Literature and learning French
Reading is essential for learning French. It improves comprehension and encourages the search for the meaning of unknown words.
Students who learn French in France or in their country of origin often wonder which books they can read to improve their language level and gain a better understanding of the country’s culture. But why is literature important for learning French, and what books might we recommend?
Read to improve your French
Naturally, reading improves your comprehension of written documents by prompting you to look up the meaning of words you don’t know or to re-read passages which aren’t clear to you. In addition, since novels have a plot and twists and turns, they encourage reading because we all want to know how the story ends! And there are now websites which allow you to listen to extracts from significant works of French literature. This is really useful for discovering books or for improving oral comprehension. Finally, by reading the major authors, you will gradually learn a style and a vocabulary which will be of use to you in your own future writing.
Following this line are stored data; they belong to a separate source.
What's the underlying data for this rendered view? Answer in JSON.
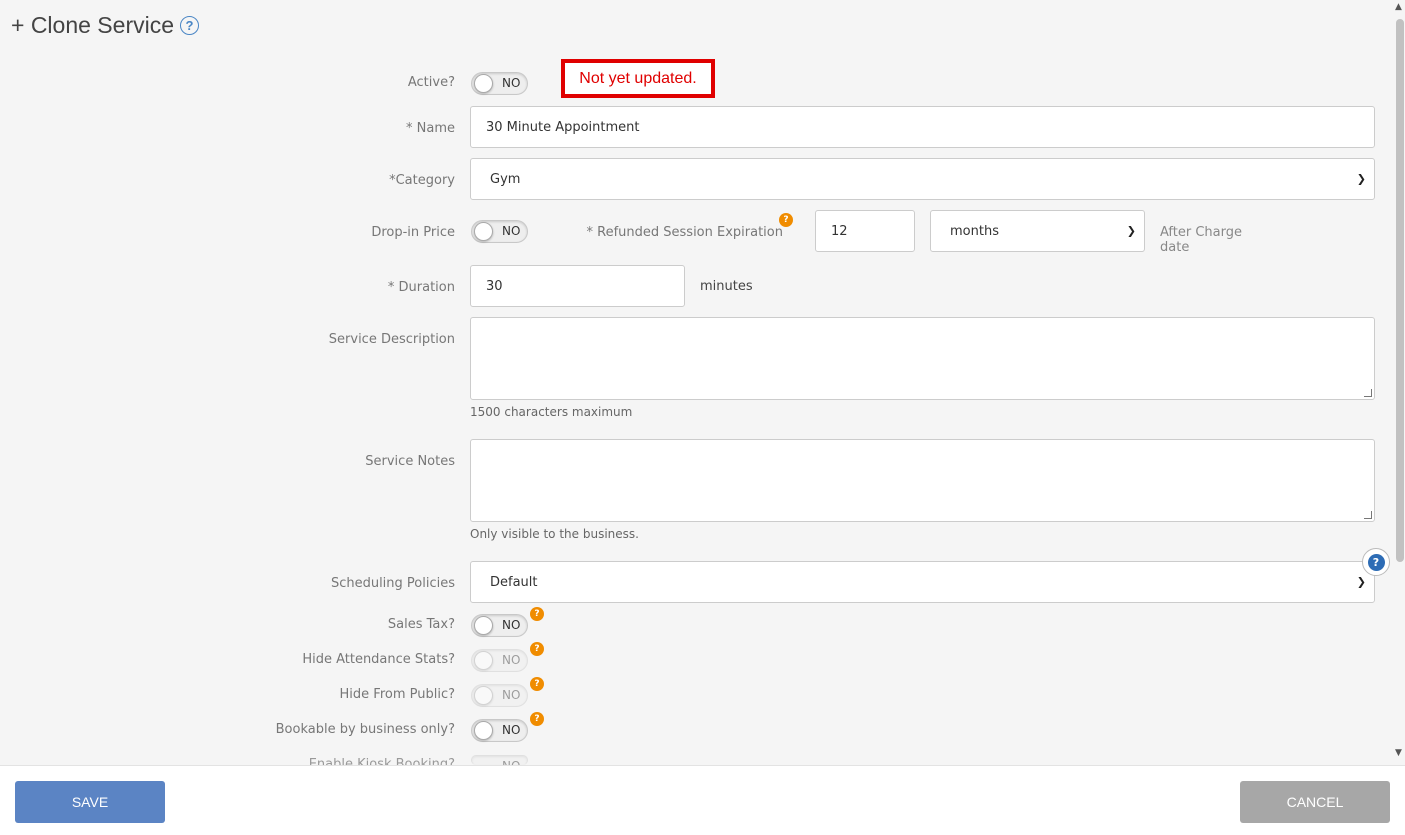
{
  "header": {
    "title": "+ Clone Service",
    "help_icon": "?"
  },
  "notice": "Not yet updated.",
  "form": {
    "active_label": "Active?",
    "active_value": "NO",
    "name_label": "* Name",
    "name_value": "30 Minute Appointment",
    "category_label": "*Category",
    "category_value": "Gym",
    "dropin_label": "Drop-in Price",
    "dropin_value": "NO",
    "refund_label": "* Refunded Session Expiration",
    "refund_value": "12",
    "refund_unit": "months",
    "refund_suffix_1": "After Charge",
    "refund_suffix_2": "date",
    "duration_label": "* Duration",
    "duration_value": "30",
    "duration_unit": "minutes",
    "description_label": "Service Description",
    "description_hint": "1500 characters maximum",
    "notes_label": "Service Notes",
    "notes_hint": "Only visible to the business.",
    "policies_label": "Scheduling Policies",
    "policies_value": "Default",
    "sales_tax_label": "Sales Tax?",
    "sales_tax_value": "NO",
    "hide_stats_label": "Hide Attendance Stats?",
    "hide_stats_value": "NO",
    "hide_public_label": "Hide From Public?",
    "hide_public_value": "NO",
    "bookable_label": "Bookable by business only?",
    "bookable_value": "NO",
    "kiosk_label": "Enable Kiosk Booking?",
    "kiosk_value": "NO"
  },
  "footer": {
    "save": "SAVE",
    "cancel": "CANCEL"
  },
  "colors": {
    "save": "#5b84c4",
    "cancel": "#a7a7a7",
    "notice": "#e00000",
    "badge": "#f08c00"
  }
}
Reading books should be enjoyable
Learning French should be fun and it is important to choose a book that you enjoy. So don’t hesitate to switch if you find that the book you’ve selected is not to your taste! While we’re on the subject, which books might you consider? It’s difficult to say as there is such a wide choice... Antoine de Saint-Exupéry’s Le Petit Prince (The Little Prince) and Le Petit Nicolas (Little Nicolas) by Jean-Jacques Sempé and René Goscinny are classics suitable for younger children. Raymond Queneau’s Zazie dans le métro (Zazie in the Metro) is worth a mention, and you might also try Antibes author Guillaume Musso, who is hugely popular in France. Michel Tournier’s Vendredi ou la vie sauvage (Friday or the Wild Life, a retelling of Robinson Crusoe) and Camus’ L’Etranger (published in English as The Stranger or The Outsider) are both books which you are sure to appreciate. Those who love Provence will derive enormous pleasure from Jean de Florette, and indeed all of Marcel Pagnol’s works, while Maupassant is a fascinating narrator. Finally, coming back closer to the present day, novels by Amélie Nothomb and Anna Gavalda offer other possible options. So get down to your nearest bookshop or favourite library and happy reading!